Вадбольский 4
Шрифт:
Некоторые инвалиды и без зелья свернут молодого парня в бараний рог, а с зельем так вообще готовые коммандос и краповые береты. А я ещё подстегну и регенерацию…
Софья Павловна встретила меня на первом этаже, глаза испуганные, взгляд бегающий, спросила тонким голосом:
— Хоть чаю-то попьёте?
Я бросил взгляд на её сочную грудь, кивнул.
— Да, не откажусь. Можно кофе, если есть!
Она улыбнулась с облегчением, обернулась и крикнула тонким голосом:
— Глашка!.. Быстро кофий в малую гостиную!
У
Да что такое, уже, оказывается, задрал ей подол на голову и тискаю в ладонях белые сочные ягодицы, такие же безукоризненно гладкие, как туго надутые воздушные шары, как же трудно сосредоточиться на работе в пользу Отечества мыслящему человеку…
Но до чего же приятно, когда ты умный, и когда ты всякий, это весьма похвально. Я даже глаза закрыл, когда подошла сладкая судорога, сжала там какие-то железы, не царское дело знать подробности, но и так ясно, что жизнь хороша и жить очень даже хорошо, когда ты умен, и когда ты хорош, как скотина, это в оправдание скотскости называется разноплановостью и разносторонними интересами.

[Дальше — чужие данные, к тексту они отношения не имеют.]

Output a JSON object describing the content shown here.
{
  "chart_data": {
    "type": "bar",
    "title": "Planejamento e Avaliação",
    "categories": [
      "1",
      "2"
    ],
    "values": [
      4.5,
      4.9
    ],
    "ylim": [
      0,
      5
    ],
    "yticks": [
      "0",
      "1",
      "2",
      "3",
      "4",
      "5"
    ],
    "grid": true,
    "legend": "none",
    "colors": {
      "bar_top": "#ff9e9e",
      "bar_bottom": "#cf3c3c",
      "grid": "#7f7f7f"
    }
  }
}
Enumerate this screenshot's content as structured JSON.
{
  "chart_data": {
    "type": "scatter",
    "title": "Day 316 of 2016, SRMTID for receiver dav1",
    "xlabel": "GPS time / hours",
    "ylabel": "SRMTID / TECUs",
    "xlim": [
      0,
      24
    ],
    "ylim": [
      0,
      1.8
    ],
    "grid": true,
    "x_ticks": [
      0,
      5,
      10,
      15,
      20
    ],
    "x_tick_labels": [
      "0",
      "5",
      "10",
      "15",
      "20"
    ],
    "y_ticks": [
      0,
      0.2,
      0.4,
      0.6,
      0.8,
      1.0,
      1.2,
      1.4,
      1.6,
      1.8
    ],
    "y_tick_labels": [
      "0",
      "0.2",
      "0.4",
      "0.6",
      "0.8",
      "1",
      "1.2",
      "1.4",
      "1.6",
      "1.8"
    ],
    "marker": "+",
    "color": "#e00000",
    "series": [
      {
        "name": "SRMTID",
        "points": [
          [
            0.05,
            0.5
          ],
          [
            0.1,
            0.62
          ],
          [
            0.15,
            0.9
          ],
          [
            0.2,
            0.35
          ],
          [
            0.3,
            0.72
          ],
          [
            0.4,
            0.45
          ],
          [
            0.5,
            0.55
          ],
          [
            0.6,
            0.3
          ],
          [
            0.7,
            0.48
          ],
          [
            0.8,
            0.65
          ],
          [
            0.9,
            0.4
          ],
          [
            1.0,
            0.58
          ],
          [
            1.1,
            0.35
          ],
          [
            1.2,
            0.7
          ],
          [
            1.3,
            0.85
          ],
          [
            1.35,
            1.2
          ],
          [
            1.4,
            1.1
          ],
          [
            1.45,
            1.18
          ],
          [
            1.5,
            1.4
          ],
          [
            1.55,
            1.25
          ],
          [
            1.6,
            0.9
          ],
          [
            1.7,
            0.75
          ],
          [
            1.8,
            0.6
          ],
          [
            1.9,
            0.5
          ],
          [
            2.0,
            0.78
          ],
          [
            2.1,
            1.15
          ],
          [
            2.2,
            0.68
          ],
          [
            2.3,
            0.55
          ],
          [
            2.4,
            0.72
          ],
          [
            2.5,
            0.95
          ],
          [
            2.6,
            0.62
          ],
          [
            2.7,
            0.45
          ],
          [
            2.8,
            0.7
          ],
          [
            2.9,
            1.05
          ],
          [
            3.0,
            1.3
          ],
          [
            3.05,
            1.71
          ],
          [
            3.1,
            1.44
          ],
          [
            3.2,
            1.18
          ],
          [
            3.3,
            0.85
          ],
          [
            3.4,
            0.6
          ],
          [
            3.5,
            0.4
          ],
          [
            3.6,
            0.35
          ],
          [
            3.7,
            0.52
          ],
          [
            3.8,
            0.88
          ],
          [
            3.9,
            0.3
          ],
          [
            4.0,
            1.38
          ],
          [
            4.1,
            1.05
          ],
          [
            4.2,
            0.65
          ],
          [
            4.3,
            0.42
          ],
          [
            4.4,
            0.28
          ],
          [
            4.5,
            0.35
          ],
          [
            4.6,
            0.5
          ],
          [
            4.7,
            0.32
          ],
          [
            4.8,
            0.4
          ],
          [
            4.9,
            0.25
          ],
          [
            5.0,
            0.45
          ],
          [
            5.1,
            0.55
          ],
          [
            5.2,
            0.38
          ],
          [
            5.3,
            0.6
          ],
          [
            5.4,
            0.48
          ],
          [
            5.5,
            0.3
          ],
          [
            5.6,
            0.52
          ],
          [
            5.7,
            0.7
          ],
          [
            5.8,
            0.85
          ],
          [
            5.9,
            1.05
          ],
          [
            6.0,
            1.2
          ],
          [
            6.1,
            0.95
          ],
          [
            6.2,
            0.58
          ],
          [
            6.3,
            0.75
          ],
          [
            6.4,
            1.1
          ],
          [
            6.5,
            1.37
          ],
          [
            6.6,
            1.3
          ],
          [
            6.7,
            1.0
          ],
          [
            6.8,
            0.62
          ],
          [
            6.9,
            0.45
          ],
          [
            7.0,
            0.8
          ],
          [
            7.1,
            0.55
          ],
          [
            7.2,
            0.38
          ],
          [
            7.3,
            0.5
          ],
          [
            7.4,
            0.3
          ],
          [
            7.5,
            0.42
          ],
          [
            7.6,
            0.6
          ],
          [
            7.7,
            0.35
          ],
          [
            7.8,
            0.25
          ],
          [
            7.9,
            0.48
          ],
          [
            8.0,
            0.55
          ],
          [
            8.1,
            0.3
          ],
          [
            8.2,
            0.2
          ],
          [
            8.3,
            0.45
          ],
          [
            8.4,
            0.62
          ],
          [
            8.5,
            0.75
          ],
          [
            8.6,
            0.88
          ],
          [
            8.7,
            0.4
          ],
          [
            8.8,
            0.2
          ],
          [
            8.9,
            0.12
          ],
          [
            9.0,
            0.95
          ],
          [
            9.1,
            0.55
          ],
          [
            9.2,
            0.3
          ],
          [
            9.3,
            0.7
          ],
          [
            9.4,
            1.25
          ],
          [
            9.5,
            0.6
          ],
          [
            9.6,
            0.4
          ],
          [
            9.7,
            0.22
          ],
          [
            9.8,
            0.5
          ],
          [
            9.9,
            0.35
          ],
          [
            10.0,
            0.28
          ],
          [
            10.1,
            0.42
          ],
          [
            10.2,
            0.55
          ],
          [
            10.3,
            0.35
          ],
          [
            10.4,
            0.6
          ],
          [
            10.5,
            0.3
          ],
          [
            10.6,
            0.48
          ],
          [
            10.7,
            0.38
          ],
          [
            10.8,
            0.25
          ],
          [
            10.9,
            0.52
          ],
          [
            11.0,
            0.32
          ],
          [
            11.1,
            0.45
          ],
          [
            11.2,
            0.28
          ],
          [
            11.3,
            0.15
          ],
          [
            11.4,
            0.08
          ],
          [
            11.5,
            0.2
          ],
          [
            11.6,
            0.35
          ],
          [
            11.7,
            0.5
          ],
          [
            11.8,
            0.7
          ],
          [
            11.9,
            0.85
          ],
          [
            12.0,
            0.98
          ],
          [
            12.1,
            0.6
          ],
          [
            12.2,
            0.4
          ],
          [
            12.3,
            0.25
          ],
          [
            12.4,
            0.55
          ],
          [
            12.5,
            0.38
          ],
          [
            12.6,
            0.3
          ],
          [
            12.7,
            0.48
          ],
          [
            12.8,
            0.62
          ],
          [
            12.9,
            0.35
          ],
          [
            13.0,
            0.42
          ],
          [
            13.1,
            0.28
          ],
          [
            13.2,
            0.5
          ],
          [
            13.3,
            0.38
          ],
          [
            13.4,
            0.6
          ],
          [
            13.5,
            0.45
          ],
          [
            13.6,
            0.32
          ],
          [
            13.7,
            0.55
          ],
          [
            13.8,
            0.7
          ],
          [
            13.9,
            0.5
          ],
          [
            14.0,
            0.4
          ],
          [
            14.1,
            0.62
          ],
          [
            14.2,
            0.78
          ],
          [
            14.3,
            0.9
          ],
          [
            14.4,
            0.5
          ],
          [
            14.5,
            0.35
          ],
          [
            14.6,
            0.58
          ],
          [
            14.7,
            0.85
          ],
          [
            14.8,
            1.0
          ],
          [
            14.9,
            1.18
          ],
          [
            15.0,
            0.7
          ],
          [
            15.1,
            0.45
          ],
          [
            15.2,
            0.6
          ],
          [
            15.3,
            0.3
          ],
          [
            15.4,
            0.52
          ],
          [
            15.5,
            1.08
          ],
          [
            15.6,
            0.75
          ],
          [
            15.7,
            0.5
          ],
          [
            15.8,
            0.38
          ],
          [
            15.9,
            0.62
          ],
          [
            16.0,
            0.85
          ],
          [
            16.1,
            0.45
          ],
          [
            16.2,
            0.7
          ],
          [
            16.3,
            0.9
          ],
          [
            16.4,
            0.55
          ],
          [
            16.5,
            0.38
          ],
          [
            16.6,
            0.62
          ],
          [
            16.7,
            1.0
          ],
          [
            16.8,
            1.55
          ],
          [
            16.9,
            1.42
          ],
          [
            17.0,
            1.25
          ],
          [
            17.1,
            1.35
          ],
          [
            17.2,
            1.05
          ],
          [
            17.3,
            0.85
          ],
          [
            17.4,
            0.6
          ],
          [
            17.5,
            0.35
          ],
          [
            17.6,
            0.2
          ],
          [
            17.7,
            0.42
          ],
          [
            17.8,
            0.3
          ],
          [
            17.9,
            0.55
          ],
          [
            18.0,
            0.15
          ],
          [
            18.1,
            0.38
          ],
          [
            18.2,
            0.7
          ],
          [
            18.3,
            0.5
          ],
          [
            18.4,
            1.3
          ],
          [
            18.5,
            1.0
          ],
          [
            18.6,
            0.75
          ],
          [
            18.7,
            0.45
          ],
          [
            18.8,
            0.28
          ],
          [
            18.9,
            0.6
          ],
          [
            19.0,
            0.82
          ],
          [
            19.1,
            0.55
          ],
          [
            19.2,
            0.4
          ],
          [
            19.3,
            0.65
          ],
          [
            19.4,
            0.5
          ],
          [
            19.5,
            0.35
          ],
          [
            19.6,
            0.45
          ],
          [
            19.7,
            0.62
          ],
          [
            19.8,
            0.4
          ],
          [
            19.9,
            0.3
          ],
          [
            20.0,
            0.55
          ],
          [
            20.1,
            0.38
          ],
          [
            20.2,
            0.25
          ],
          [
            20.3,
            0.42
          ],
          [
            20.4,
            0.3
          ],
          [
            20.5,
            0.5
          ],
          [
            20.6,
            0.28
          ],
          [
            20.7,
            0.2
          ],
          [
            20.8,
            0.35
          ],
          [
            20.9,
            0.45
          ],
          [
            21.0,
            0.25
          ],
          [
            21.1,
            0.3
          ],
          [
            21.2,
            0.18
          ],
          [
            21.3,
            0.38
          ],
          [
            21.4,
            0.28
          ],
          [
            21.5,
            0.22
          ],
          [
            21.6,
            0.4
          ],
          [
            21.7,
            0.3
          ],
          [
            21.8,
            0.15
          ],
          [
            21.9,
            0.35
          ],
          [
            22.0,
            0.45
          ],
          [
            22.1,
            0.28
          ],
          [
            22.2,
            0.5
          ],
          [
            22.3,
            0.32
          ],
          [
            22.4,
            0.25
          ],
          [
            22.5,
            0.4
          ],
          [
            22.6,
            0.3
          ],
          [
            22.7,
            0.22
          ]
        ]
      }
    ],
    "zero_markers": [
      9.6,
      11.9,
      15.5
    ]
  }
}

Раскрасневшаяся Софья выпрямилась, повернулась ко мне и уткнулась лбом в грудь. Я поцеловал её в макушку, она застенчиво прятала лицо.

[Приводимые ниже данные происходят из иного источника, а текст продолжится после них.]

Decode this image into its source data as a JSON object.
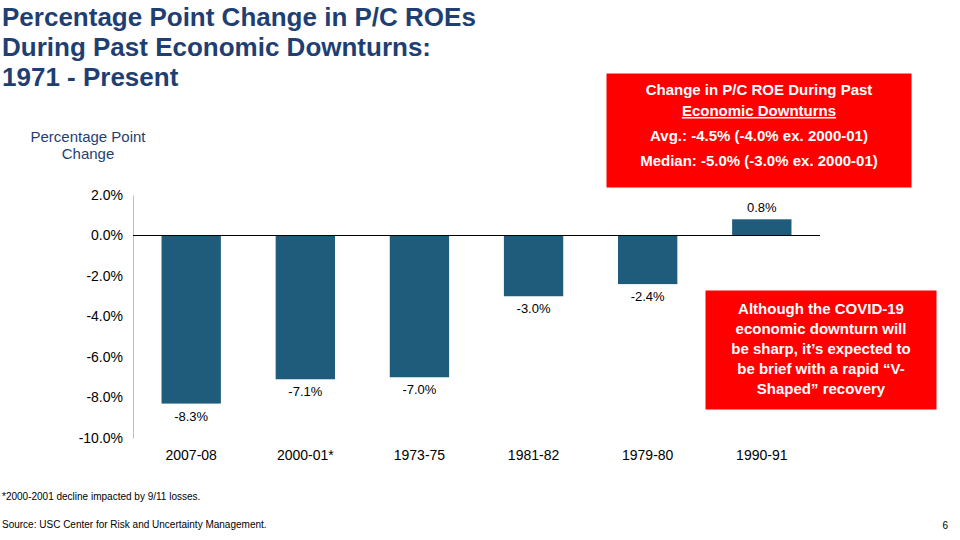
{
  "chart_data": {
    "type": "bar",
    "title": [
      "Percentage Point Change in P/C ROEs",
      "During Past Economic Downturns:",
      "1971 - Present"
    ],
    "y_label": [
      "Percentage Point",
      "Change"
    ],
    "categories": [
      "2007-08",
      "2000-01*",
      "1973-75",
      "1981-82",
      "1979-80",
      "1990-91"
    ],
    "values": [
      -8.3,
      -7.1,
      -7.0,
      -3.0,
      -2.4,
      0.8
    ],
    "value_labels": [
      "-8.3%",
      "-7.1%",
      "-7.0%",
      "-3.0%",
      "-2.4%",
      "0.8%"
    ],
    "color": "#1f5c7c",
    "ylim": [
      -10,
      2
    ],
    "yticks": [
      {
        "value": -10,
        "label": "-10.0%"
      },
      {
        "value": -8,
        "label": "-8.0%"
      },
      {
        "value": -6,
        "label": "-6.0%"
      },
      {
        "value": -4,
        "label": "-4.0%"
      },
      {
        "value": -2,
        "label": "-2.0%"
      },
      {
        "value": 0,
        "label": "0.0%"
      },
      {
        "value": 2,
        "label": "2.0%"
      }
    ],
    "grid": false,
    "data_labels": true,
    "annotations": [
      {
        "title": [
          "Change in P/C ROE During Past",
          "Economic Downturns"
        ],
        "lines": [
          "Avg.: -4.5% (-4.0% ex. 2000-01)",
          "Median: -5.0% (-3.0% ex. 2000-01)"
        ]
      },
      {
        "lines": [
          "Although the COVID-19",
          "economic downturn will",
          "be sharp, it’s expected to",
          "be brief with a rapid “V-",
          "Shaped” recovery"
        ]
      }
    ],
    "footnote": "*2000-2001 decline impacted by 9/11 losses.",
    "source": "Source: USC Center for Risk and Uncertainty Management.",
    "page_number": "6"
  }
}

— Что я делаю, что я делаю… Я не такая, правда…
— Всё хорошо, — заверил я, — даже прекрасно. Появлюсь через недельку. Только проследите, чтобы Сергей Сергеевич принимал ту микстуру, которую я ему оставил.

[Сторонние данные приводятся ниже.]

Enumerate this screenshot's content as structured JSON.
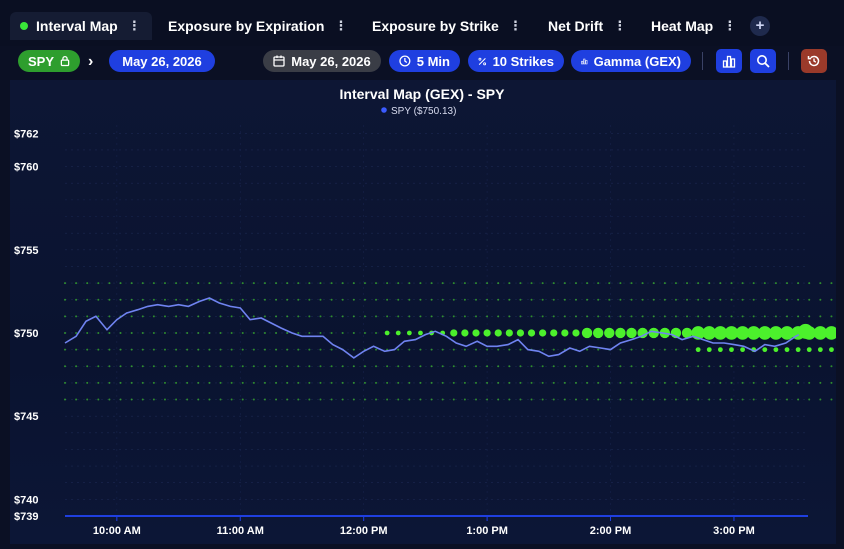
{
  "tabs": [
    {
      "label": "Interval Map",
      "active": true
    },
    {
      "label": "Exposure by Expiration",
      "active": false
    },
    {
      "label": "Exposure by Strike",
      "active": false
    },
    {
      "label": "Net Drift",
      "active": false
    },
    {
      "label": "Heat Map",
      "active": false
    }
  ],
  "tab_menu_glyph": "⋮",
  "add_tab_glyph": "+",
  "toolbar": {
    "ticker": "SPY",
    "ticker_icon": "lock-icon",
    "date_selected": "May 26, 2026",
    "date_filter": "May 26, 2026",
    "interval": "5 Min",
    "strikes": "10 Strikes",
    "metric": "Gamma (GEX)",
    "chart_button_icon": "bar-chart-icon",
    "search_button_icon": "search-icon",
    "reset_button_icon": "history-icon"
  },
  "colors": {
    "ticker_green": "#2e9e2e",
    "accent_blue": "#1f3fe0",
    "date_gray": "#3a3d46",
    "price_line": "#6f83f0",
    "positive_dot": "#4cf02c",
    "negative_dot": "#d02a2a",
    "reset_red": "#9a3a2a"
  },
  "chart_data": {
    "type": "scatter",
    "title": "Interval Map (GEX) - SPY",
    "legend": "SPY ($750.13)",
    "legend_placement": "top-center",
    "grid": true,
    "ylim": [
      739,
      762.5
    ],
    "y_ticks": [
      "$762",
      "$760",
      "$755",
      "$750",
      "$745",
      "$740",
      "$739"
    ],
    "y_tick_values": [
      762,
      760,
      755,
      750,
      745,
      740,
      739
    ],
    "x_ticks": [
      "10:00 AM",
      "11:00 AM",
      "12:00 PM",
      "1:00 PM",
      "2:00 PM",
      "3:00 PM"
    ],
    "x_tick_values": [
      10,
      11,
      12,
      13,
      14,
      15
    ],
    "xlim": [
      9.58,
      15.6
    ],
    "price_series": {
      "name": "SPY",
      "x": [
        9.58,
        9.67,
        9.75,
        9.83,
        9.92,
        10.0,
        10.08,
        10.17,
        10.25,
        10.33,
        10.42,
        10.5,
        10.58,
        10.67,
        10.75,
        10.83,
        10.92,
        11.0,
        11.08,
        11.17,
        11.25,
        11.33,
        11.42,
        11.5,
        11.58,
        11.67,
        11.75,
        11.83,
        11.92,
        12.0,
        12.08,
        12.17,
        12.25,
        12.33,
        12.42,
        12.5,
        12.58,
        12.67,
        12.75,
        12.83,
        12.92,
        13.0,
        13.08,
        13.17,
        13.25,
        13.33,
        13.42,
        13.5,
        13.58,
        13.67,
        13.75,
        13.83,
        13.92,
        14.0,
        14.08,
        14.17,
        14.25,
        14.33,
        14.42,
        14.5,
        14.58,
        14.67,
        14.75,
        14.83,
        14.92,
        15.0,
        15.08,
        15.17,
        15.25,
        15.33,
        15.42,
        15.5,
        15.58
      ],
      "y": [
        749.4,
        749.8,
        750.7,
        751.0,
        750.2,
        750.8,
        751.2,
        751.4,
        751.6,
        751.7,
        751.6,
        751.7,
        751.6,
        751.9,
        752.1,
        751.8,
        751.6,
        751.5,
        750.8,
        750.9,
        750.6,
        750.3,
        750.0,
        749.8,
        749.8,
        749.8,
        749.3,
        749.0,
        748.5,
        748.9,
        749.2,
        748.9,
        749.0,
        749.5,
        749.6,
        749.9,
        750.1,
        749.8,
        749.4,
        749.2,
        749.5,
        749.2,
        749.2,
        749.3,
        749.6,
        749.0,
        748.9,
        748.6,
        748.7,
        749.1,
        748.9,
        749.2,
        749.1,
        749.0,
        749.4,
        749.6,
        749.8,
        750.1,
        750.0,
        749.9,
        749.6,
        749.8,
        749.6,
        749.4,
        749.4,
        749.3,
        749.2,
        748.9,
        749.3,
        749.2,
        749.4,
        749.8,
        750.1
      ]
    },
    "gex_strikes": [
      {
        "strike": 753,
        "sign": "pos",
        "start": 9.58,
        "sizes": [
          1,
          1,
          1,
          1,
          1,
          1,
          1,
          1,
          1,
          1,
          1,
          1,
          1,
          1,
          1,
          1,
          1,
          1,
          1,
          1,
          1,
          1,
          1,
          1,
          1,
          1,
          1,
          1,
          1,
          1,
          1,
          1,
          1,
          1,
          1,
          1,
          1,
          1,
          1,
          1,
          1,
          1,
          1,
          1,
          1,
          1,
          1,
          1,
          1,
          1,
          1,
          1,
          1,
          1,
          1,
          1,
          1,
          1,
          1,
          1,
          1,
          1,
          1,
          1,
          1,
          1,
          1,
          1,
          1,
          1,
          1,
          1,
          1
        ]
      },
      {
        "strike": 752,
        "sign": "pos",
        "start": 9.58,
        "sizes": [
          1,
          1,
          1,
          1,
          1,
          1,
          1,
          1,
          1,
          1,
          1,
          1,
          1,
          1,
          1,
          1,
          1,
          1,
          1,
          1,
          1,
          1,
          1,
          1,
          1,
          1,
          1,
          1,
          1,
          1,
          1,
          1,
          1,
          1,
          1,
          1,
          1,
          1,
          1,
          1,
          1,
          1,
          1,
          1,
          1,
          1,
          1,
          1,
          1,
          1,
          1,
          1,
          1,
          1,
          1,
          1,
          1,
          1,
          1,
          1,
          1,
          1,
          1,
          1,
          1,
          1,
          1,
          1,
          1,
          1,
          1,
          1,
          1
        ]
      },
      {
        "strike": 751,
        "sign": "pos",
        "start": 9.58,
        "sizes": [
          1,
          1,
          1,
          1,
          1,
          1,
          1,
          1,
          1,
          1,
          1,
          1,
          1,
          1,
          1,
          1,
          1,
          1,
          1,
          1,
          1,
          1,
          1,
          1,
          1,
          1,
          1,
          1,
          1,
          1,
          1,
          1,
          1,
          1,
          1,
          1,
          1,
          1,
          1,
          1,
          1,
          1,
          1,
          1,
          1,
          1,
          1,
          1,
          1,
          1,
          1,
          1,
          1,
          1,
          1,
          1,
          1,
          1,
          1,
          1,
          1,
          1,
          1,
          1,
          1,
          1,
          1,
          1,
          1,
          1,
          1,
          1,
          1
        ]
      },
      {
        "strike": 750,
        "sign": "pos",
        "start": 9.58,
        "sizes": [
          1,
          1,
          1,
          1,
          1,
          1,
          1,
          1,
          1,
          1,
          1,
          1,
          1,
          1,
          1,
          1,
          1,
          1,
          1,
          1,
          1,
          1,
          1,
          1,
          1,
          1,
          1,
          1,
          1,
          2,
          2,
          2,
          2,
          2,
          2,
          3,
          3,
          3,
          3,
          3,
          3,
          3,
          3,
          3,
          3,
          3,
          3,
          4,
          4,
          4,
          4,
          4,
          4,
          4,
          4,
          4,
          4,
          5,
          5,
          5,
          5,
          5,
          5,
          5,
          5,
          5,
          5,
          5,
          5,
          5,
          5,
          5,
          5
        ]
      },
      {
        "strike": 749,
        "sign": "pos",
        "start": 9.58,
        "sizes": [
          1,
          1,
          1,
          1,
          1,
          1,
          1,
          1,
          1,
          1,
          1,
          1,
          1,
          1,
          1,
          1,
          1,
          1,
          1,
          1,
          1,
          1,
          1,
          1,
          1,
          1,
          1,
          1,
          1,
          1,
          1,
          1,
          1,
          1,
          1,
          1,
          1,
          1,
          1,
          1,
          1,
          1,
          1,
          1,
          1,
          1,
          1,
          1,
          1,
          1,
          1,
          1,
          1,
          1,
          1,
          1,
          1,
          2,
          2,
          2,
          2,
          2,
          2,
          2,
          2,
          2,
          2,
          2,
          2,
          2,
          2,
          2,
          2
        ]
      },
      {
        "strike": 748,
        "sign": "pos",
        "start": 9.58,
        "sizes": [
          1,
          1,
          1,
          1,
          1,
          1,
          1,
          1,
          1,
          1,
          1,
          1,
          1,
          1,
          1,
          1,
          1,
          1,
          1,
          1,
          1,
          1,
          1,
          1,
          1,
          1,
          1,
          1,
          1,
          1,
          1,
          1,
          1,
          1,
          1,
          1,
          1,
          1,
          1,
          1,
          1,
          1,
          1,
          1,
          1,
          1,
          1,
          1,
          1,
          1,
          1,
          1,
          1,
          1,
          1,
          1,
          1,
          1,
          1,
          1,
          1,
          1,
          1,
          1,
          1,
          1,
          1,
          1,
          1,
          1,
          1,
          1,
          1
        ]
      },
      {
        "strike": 747,
        "sign": "pos",
        "start": 9.58,
        "sizes": [
          1,
          1,
          1,
          1,
          1,
          1,
          1,
          1,
          1,
          1,
          1,
          1,
          1,
          1,
          1,
          1,
          1,
          1,
          1,
          1,
          1,
          1,
          1,
          1,
          1,
          1,
          1,
          1,
          1,
          1,
          1,
          1,
          1,
          1,
          1,
          1,
          1,
          1,
          1,
          1,
          1,
          1,
          1,
          1,
          1,
          1,
          1,
          1,
          1,
          1,
          1,
          1,
          1,
          1,
          1,
          1,
          1,
          1,
          1,
          1,
          1,
          1,
          1,
          1,
          1,
          1,
          1,
          1,
          1,
          1,
          1,
          1,
          1
        ]
      },
      {
        "strike": 746,
        "sign": "pos",
        "start": 9.58,
        "sizes": [
          1,
          1,
          1,
          1,
          1,
          1,
          1,
          1,
          1,
          1,
          1,
          1,
          1,
          1,
          1,
          1,
          1,
          1,
          1,
          1,
          1,
          1,
          1,
          1,
          1,
          1,
          1,
          1,
          1,
          1,
          1,
          1,
          1,
          1,
          1,
          1,
          1,
          1,
          1,
          1,
          1,
          1,
          1,
          1,
          1,
          1,
          1,
          1,
          1,
          1,
          1,
          1,
          1,
          1,
          1,
          1,
          1,
          1,
          1,
          1,
          1,
          1,
          1,
          1,
          1,
          1,
          1,
          1,
          1,
          1,
          1,
          1,
          1
        ]
      }
    ]
  }
}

— Всё сделаю, — пообещала она. — Всё, как вы скажете!
Глава 7
Автомобиль снова оставил во дворе дома, охраннику на воротах велел присматривать, а то ходят тут мимо забора всякие с арестантскими рожами, будто и не Петербург, а какой-то Лондон.
Шаляпин, правда, бдит лучше, всё видит и всё замечает, но посторонним о его существовании знать не обязательно. Я прошёлся по дому, показался слугам, а потом по-быстрому в свой кабинет, заперся и сразу к пространственному пузырю.
В имении никто не удивился моему появлению, я же всего несколько часов отсутствовал.
Спустился во двор, Тадэуш вышел навстречу, чисто одет, выбрит до синевы, смотрится молодцевато, хвастливо бросил вытянутую ладонь к виску.
— Ваше благородие! Едем щас, аль завтра после завтрака?
— Куда?
Он отрапортовал бодро:
— В Лицей!.. Её сиятельство изволили напомнить, у вас там что-то такое важное?
Я вздохнул.
— Ах да, верно. Турнир и экзамен. Нет, сперва экзамен, будь он неладен… Щас выпью кофе и поеду. Но ты оставайся, я сам поведу. Ты нужен здесь!
Он ответил твёрдо:
— Её сиятельство
Голос его был полон решимости, глаза смотрят в упор. Я даже смешался от такой наглости, кто здесь хозяин, какое тут сиятельство может распоряжаться, щас всех вздерну, я тут венец творения и царь зверей, но посмотрел в его бледное лицо и преданно вытаращенные глаза, ощутил прилив некого стыда.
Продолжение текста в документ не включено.